APPLICATION OF THE LQ MODEL TO THE INTERPRETATION OF ABSORBED DOSE DISTRIBUTION IN THE DAILY PRACTICE OF RADIOTHERAPY

In 1991, the vast majority of radiotherapy centers are implemented with computer treatment planning systems (TPS), and it has become routine practice to compute full absorbed dose distribution (ADD) in almost all treatment situations. Usually the target is covered by the 100% isodose and the surrounding normal tissues receive a lesser dose than the tumor. It implies, that, as the dose per fraction of, say, 2 Gy is prescribed at the 100%, normal tissues receive a daily dose different than 2 Gy. The absorbed doses delivered at different organs have therefore not the same biological effectiveness and must be corrected according to the actual dose per fraction for a proper interpretation of the treatment planning. This is of great importance since most of the "tolerance levels" used in the practice have been determined for doses per fraction around 1.8-2 Gy.
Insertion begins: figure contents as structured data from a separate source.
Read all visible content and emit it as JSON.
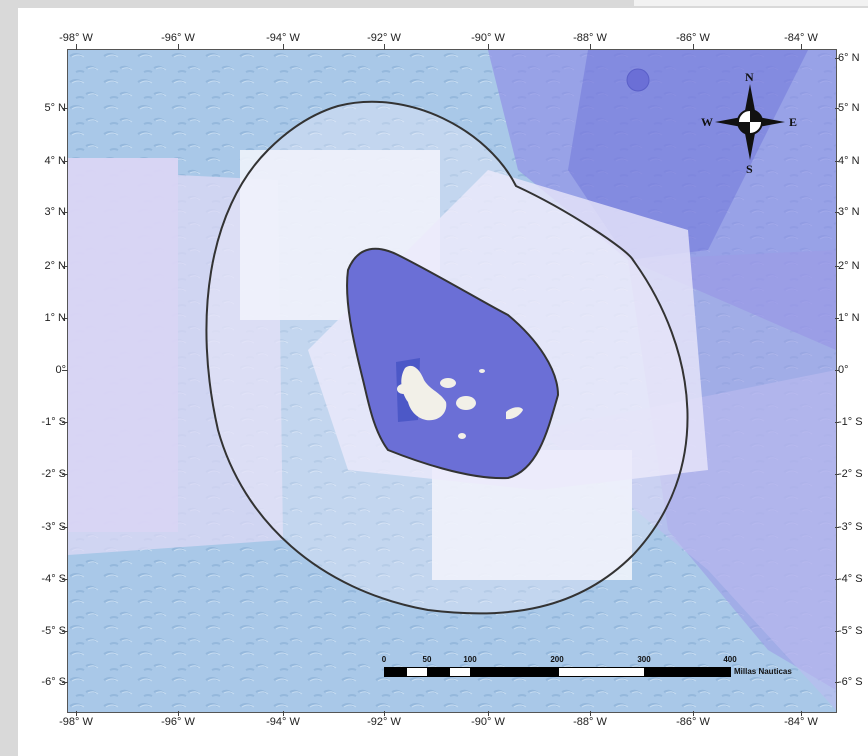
{
  "map": {
    "ocean_color": "#a9c8e8",
    "zones": {
      "outer_color": "#ddd9f5",
      "light_color": "#eef3fb",
      "dark_color": "#6b6fd6",
      "band_color": "#8f8ee6",
      "island_color": "#f2f0e8",
      "boundary_color": "#333333"
    },
    "lon_labels": [
      "-98° W",
      "-96° W",
      "-94° W",
      "-92° W",
      "-90° W",
      "-88° W",
      "-86° W",
      "-84° W"
    ],
    "lat_labels_left": [
      "5° N",
      "4° N",
      "3° N",
      "2° N",
      "1° N",
      "0°",
      "-1° S",
      "-2° S",
      "-3° S",
      "-4° S",
      "-5° S",
      "-6° S"
    ],
    "lat_labels_right": [
      "6° N",
      "5° N",
      "4° N",
      "3° N",
      "2° N",
      "1° N",
      "0°",
      "-1° S",
      "-2° S",
      "-3° S",
      "-4° S",
      "-5° S",
      "-6° S"
    ]
  },
  "compass": {
    "north": "N",
    "south": "S",
    "east": "E",
    "west": "W"
  },
  "scale": {
    "labels": [
      "0",
      "50",
      "100",
      "200",
      "300",
      "400"
    ],
    "units": "Millas Nauticas"
  }
}
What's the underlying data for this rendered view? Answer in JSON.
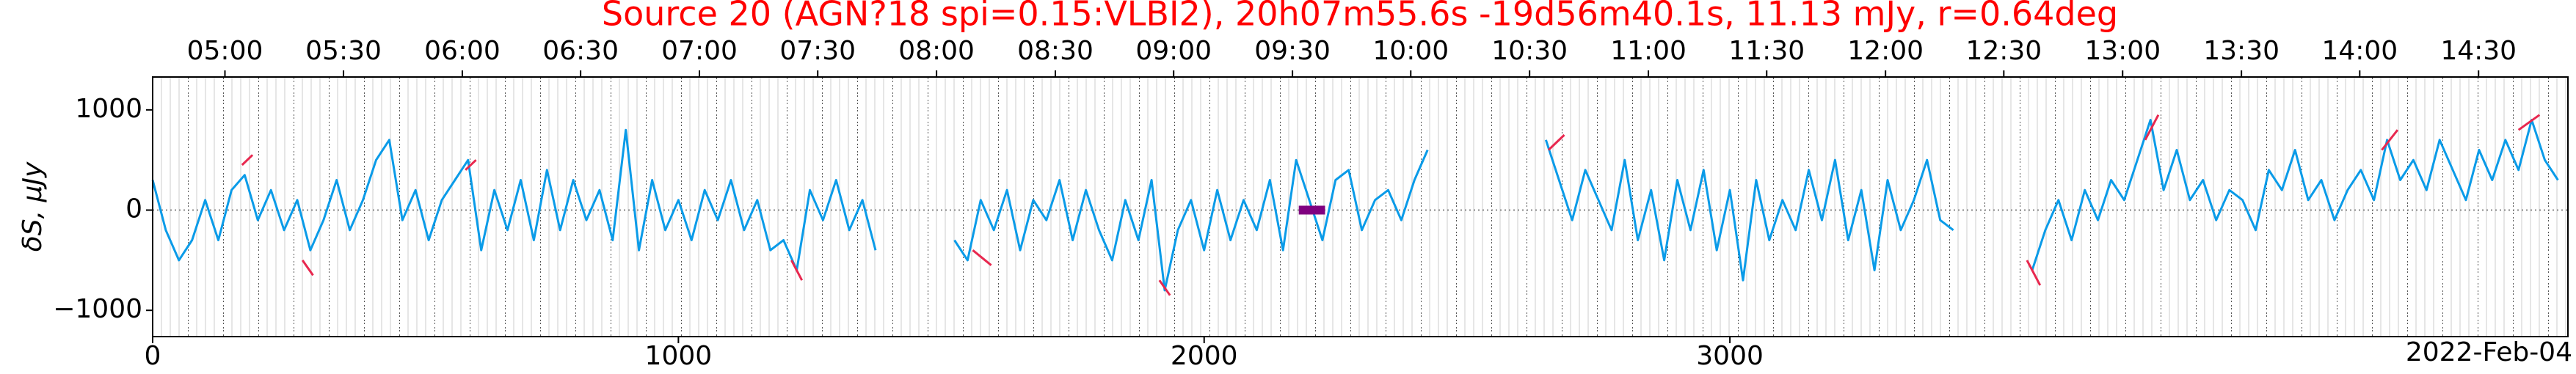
{
  "chart_data": {
    "type": "line",
    "title": "Source 20 (AGN?18 spi=0.15:VLBI2), 20h07m55.6s -19d56m40.1s, 11.13 mJy, r=0.64deg",
    "y_label": "δS, μJy",
    "date_label": "2022-Feb-04",
    "xlim": [
      0,
      4594
    ],
    "xticks": [
      0,
      1000,
      2000,
      3000
    ],
    "x2ticks": [
      {
        "value": 137.5,
        "label": "05:00"
      },
      {
        "value": 363,
        "label": "05:30"
      },
      {
        "value": 589,
        "label": "06:00"
      },
      {
        "value": 814,
        "label": "06:30"
      },
      {
        "value": 1040,
        "label": "07:00"
      },
      {
        "value": 1265,
        "label": "07:30"
      },
      {
        "value": 1491,
        "label": "08:00"
      },
      {
        "value": 1717,
        "label": "08:30"
      },
      {
        "value": 1942,
        "label": "09:00"
      },
      {
        "value": 2168,
        "label": "09:30"
      },
      {
        "value": 2393,
        "label": "10:00"
      },
      {
        "value": 2619,
        "label": "10:30"
      },
      {
        "value": 2845,
        "label": "11:00"
      },
      {
        "value": 3070,
        "label": "11:30"
      },
      {
        "value": 3296,
        "label": "12:00"
      },
      {
        "value": 3521,
        "label": "12:30"
      },
      {
        "value": 3747,
        "label": "13:00"
      },
      {
        "value": 3973,
        "label": "13:30"
      },
      {
        "value": 4198,
        "label": "14:00"
      },
      {
        "value": 4424,
        "label": "14:30"
      }
    ],
    "ylim": [
      -1262,
      1328
    ],
    "yticks": [
      {
        "value": -1000,
        "label": "−1000"
      },
      0,
      1000
    ],
    "series": [
      {
        "color": "#0a9be8",
        "x": [
          0,
          25,
          50,
          75,
          100,
          125,
          150,
          175,
          200,
          225,
          250,
          275,
          300,
          325,
          350,
          375,
          400,
          425,
          450,
          475,
          500,
          525,
          550,
          575,
          600,
          625,
          650,
          675,
          700,
          725,
          750,
          775,
          800,
          825,
          850,
          875,
          900,
          925,
          950,
          975,
          1000,
          1025,
          1050,
          1075,
          1100,
          1125,
          1150,
          1175,
          1200,
          1225,
          1250,
          1275,
          1300,
          1325,
          1350,
          1375,
          1400,
          1425,
          1450,
          1475,
          1500,
          1525,
          1550,
          1575,
          1600,
          1625,
          1650,
          1675,
          1700,
          1725,
          1750,
          1775,
          1800,
          1825,
          1850,
          1875,
          1900,
          1925,
          1950,
          1975,
          2000,
          2025,
          2050,
          2075,
          2100,
          2125,
          2150,
          2175,
          2200,
          2225,
          2250,
          2275,
          2300,
          2325,
          2350,
          2375,
          2400,
          2425,
          2450,
          2475,
          2500,
          2525,
          2550,
          2575,
          2600,
          2625,
          2650,
          2675,
          2700,
          2725,
          2750,
          2775,
          2800,
          2825,
          2850,
          2875,
          2900,
          2925,
          2950,
          2975,
          3000,
          3025,
          3050,
          3075,
          3100,
          3125,
          3150,
          3175,
          3200,
          3225,
          3250,
          3275,
          3300,
          3325,
          3350,
          3375,
          3400,
          3425,
          3450,
          3475,
          3500,
          3525,
          3550,
          3575,
          3600,
          3625,
          3650,
          3675,
          3700,
          3725,
          3750,
          3775,
          3800,
          3825,
          3850,
          3875,
          3900,
          3925,
          3950,
          3975,
          4000,
          4025,
          4050,
          4075,
          4100,
          4125,
          4150,
          4175,
          4200,
          4225,
          4250,
          4275,
          4300,
          4325,
          4350,
          4375,
          4400,
          4425,
          4450,
          4475,
          4500,
          4525,
          4550,
          4575
        ],
        "values": [
          300,
          -200,
          -500,
          -300,
          100,
          -300,
          200,
          350,
          -100,
          200,
          -200,
          100,
          -400,
          -100,
          300,
          -200,
          100,
          500,
          700,
          -100,
          200,
          -300,
          100,
          300,
          500,
          -400,
          200,
          -200,
          300,
          -300,
          400,
          -200,
          300,
          -100,
          200,
          -300,
          800,
          -400,
          300,
          -200,
          100,
          -300,
          200,
          -100,
          300,
          -200,
          100,
          -400,
          -300,
          -600,
          200,
          -100,
          300,
          -200,
          100,
          -400,
          null,
          null,
          null,
          null,
          null,
          -300,
          -500,
          100,
          -200,
          200,
          -400,
          100,
          -100,
          300,
          -300,
          200,
          -200,
          -500,
          100,
          -300,
          300,
          -800,
          -200,
          100,
          -400,
          200,
          -300,
          100,
          -200,
          300,
          -400,
          500,
          100,
          -300,
          300,
          400,
          -200,
          100,
          200,
          -100,
          300,
          600,
          null,
          null,
          null,
          null,
          null,
          null,
          null,
          null,
          700,
          300,
          -100,
          400,
          100,
          -200,
          500,
          -300,
          200,
          -500,
          300,
          -200,
          400,
          -400,
          200,
          -700,
          300,
          -300,
          100,
          -200,
          400,
          -100,
          500,
          -300,
          200,
          -600,
          300,
          -200,
          100,
          500,
          -100,
          -200,
          null,
          null,
          null,
          null,
          null,
          -600,
          -200,
          100,
          -300,
          200,
          -100,
          300,
          100,
          500,
          900,
          200,
          600,
          100,
          300,
          -100,
          200,
          100,
          -200,
          400,
          200,
          600,
          100,
          300,
          -100,
          200,
          400,
          100,
          700,
          300,
          500,
          200,
          700,
          400,
          100,
          600,
          300,
          700,
          400,
          900,
          500,
          300
        ]
      },
      {
        "color": "#e8284f",
        "x": [
          170,
          190,
          195,
          285,
          305,
          310,
          595,
          615,
          620,
          1215,
          1235,
          1240,
          1560,
          1595,
          1600,
          1915,
          1935,
          1940,
          2655,
          2685,
          2690,
          3565,
          3590,
          3595,
          3790,
          3815,
          3820,
          4240,
          4270,
          4275,
          4500,
          4540
        ],
        "values": [
          450,
          550,
          null,
          -500,
          -650,
          null,
          400,
          500,
          null,
          -500,
          -700,
          null,
          -400,
          -550,
          null,
          -700,
          -850,
          null,
          600,
          750,
          null,
          -500,
          -750,
          null,
          700,
          950,
          null,
          600,
          800,
          null,
          800,
          950
        ]
      },
      {
        "color": "#800080",
        "x": [
          2180,
          2230
        ],
        "values": [
          0,
          0
        ]
      }
    ]
  }
}
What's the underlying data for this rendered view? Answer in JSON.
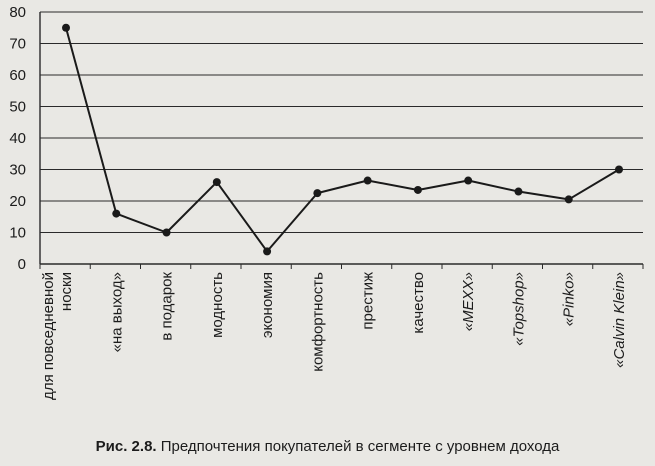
{
  "caption": {
    "label": "Рис. 2.8.",
    "text": "Предпочтения покупателей в сегменте с уровнем дохода"
  },
  "colors": {
    "line": "#1a1a1a",
    "grid": "#2a2a2a",
    "background": "#e9e8e4"
  },
  "chart_data": {
    "type": "line",
    "categories": [
      "для повседневной носки",
      "«на выход»",
      "в подарок",
      "модность",
      "экономия",
      "комфортность",
      "престиж",
      "качество",
      "«MEXX»",
      "«Topshop»",
      "«Pinko»",
      "«Calvin Klein»"
    ],
    "italic_categories": [
      "«MEXX»",
      "«Topshop»",
      "«Pinko»",
      "«Calvin Klein»"
    ],
    "series": [
      {
        "values": [
          75,
          16,
          10,
          26,
          4,
          22.5,
          26.5,
          23.5,
          26.5,
          23,
          20.5,
          30
        ]
      }
    ],
    "yticks": [
      "0",
      "10",
      "20",
      "30",
      "40",
      "50",
      "60",
      "70",
      "80"
    ],
    "ylim": [
      0,
      80
    ],
    "grid": true,
    "legend": "none"
  }
}
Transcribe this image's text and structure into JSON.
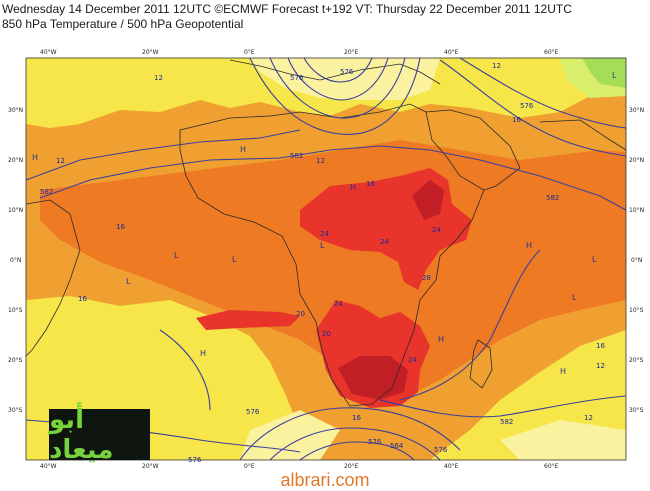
{
  "header": {
    "line1": "Wednesday 14 December 2011 12UTC ©ECMWF Forecast t+192 VT: Thursday 22 December 2011 12UTC",
    "line2": "850 hPa Temperature / 500 hPa Geopotential"
  },
  "axes": {
    "top_lon": [
      "40°W",
      "20°W",
      "0°E",
      "20°E",
      "40°E",
      "60°E"
    ],
    "bottom_lon": [
      "40°W",
      "20°W",
      "0°E",
      "20°E",
      "40°E",
      "60°E"
    ],
    "left_lat": [
      "30°N",
      "20°N",
      "10°N",
      "0°N",
      "10°S",
      "20°S",
      "30°S"
    ],
    "right_lat": [
      "30°N",
      "20°N",
      "10°N",
      "0°N",
      "10°S",
      "20°S",
      "30°S"
    ]
  },
  "temperature_labels": [
    "12",
    "12",
    "12",
    "16",
    "16",
    "16",
    "20",
    "24",
    "24",
    "24",
    "24",
    "28",
    "16",
    "12",
    "12",
    "12",
    "16",
    "16",
    "20",
    "24"
  ],
  "contour_labels": [
    "582",
    "582",
    "576",
    "576",
    "582",
    "582",
    "576",
    "564",
    "576",
    "576",
    "576",
    "576"
  ],
  "pressure_centers": [
    "H",
    "H",
    "H",
    "L",
    "L",
    "L",
    "H",
    "L",
    "H",
    "L",
    "H",
    "L",
    "H",
    "L"
  ],
  "logo_text": "أبو ميعاد",
  "watermark": "albrari.com",
  "colors": {
    "map_yellow": "#f6e64a",
    "map_orange": "#f2a032",
    "map_deep_orange": "#ee7a24",
    "map_red": "#e8342a",
    "map_dark_red": "#c21e26",
    "contour": "#3a3f9c",
    "coast": "#2a2a2a"
  }
}
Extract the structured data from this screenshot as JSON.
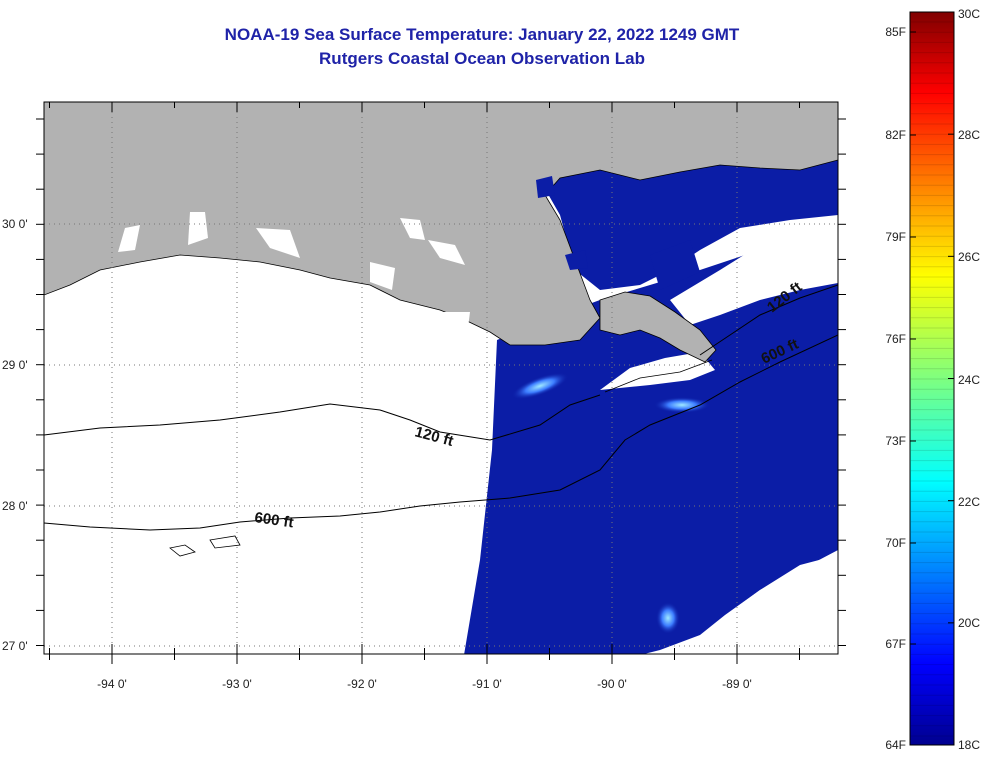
{
  "title": "NOAA-19 Sea Surface Temperature:  January 22, 2022 1249 GMT",
  "subtitle": "Rutgers Coastal Ocean Observation Lab",
  "map": {
    "lon_labels": [
      "-94 0'",
      "-93 0'",
      "-92 0'",
      "-91 0'",
      "-90 0'",
      "-89 0'"
    ],
    "lat_labels": [
      "30 0'",
      "29 0'",
      "28 0'",
      "27 0'"
    ],
    "contours": [
      {
        "label": "120 ft"
      },
      {
        "label": "600 ft"
      },
      {
        "label": "600 ft"
      },
      {
        "label": "120 ft"
      }
    ],
    "colors": {
      "land": "#b2b2b2",
      "no_data": "#ffffff",
      "sea_cold": "#0b1da6"
    }
  },
  "colorbar": {
    "f_labels": [
      "85F",
      "82F",
      "79F",
      "76F",
      "73F",
      "70F",
      "67F",
      "64F"
    ],
    "c_labels": [
      "30C",
      "28C",
      "26C",
      "24C",
      "22C",
      "20C",
      "18C"
    ],
    "min_c": 18,
    "max_c": 30
  }
}
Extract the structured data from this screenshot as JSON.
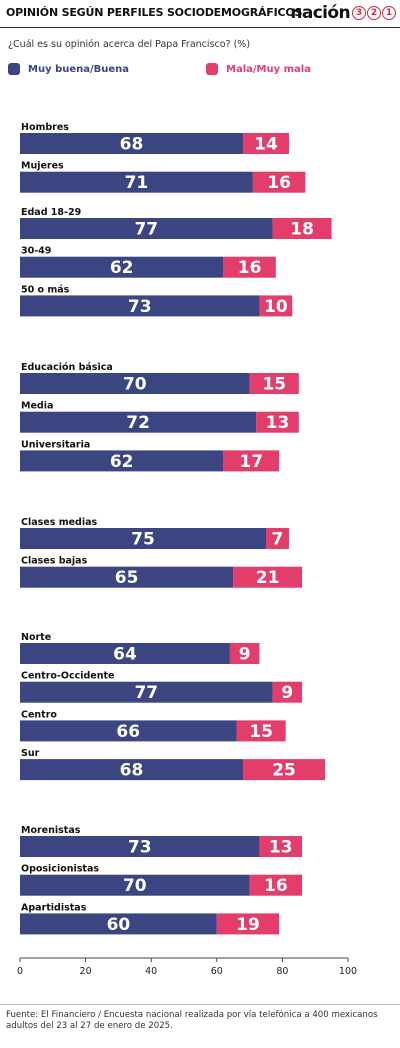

The linear-quadratic (LQ) model provides a simple method for establishing biological equivalencies and has been used throughout this article to establish the difference between the absorbed dose computed by the TPS and its biological equivalent. It is shown that normal tissues receiving less than 100% of the daily dose are relatively more protected than suggested by the ADD, and, inversely, that normal structures overdosed and thus receiving more than the 100% daily dose are relatively more at risk for complications than suggested from the ADD.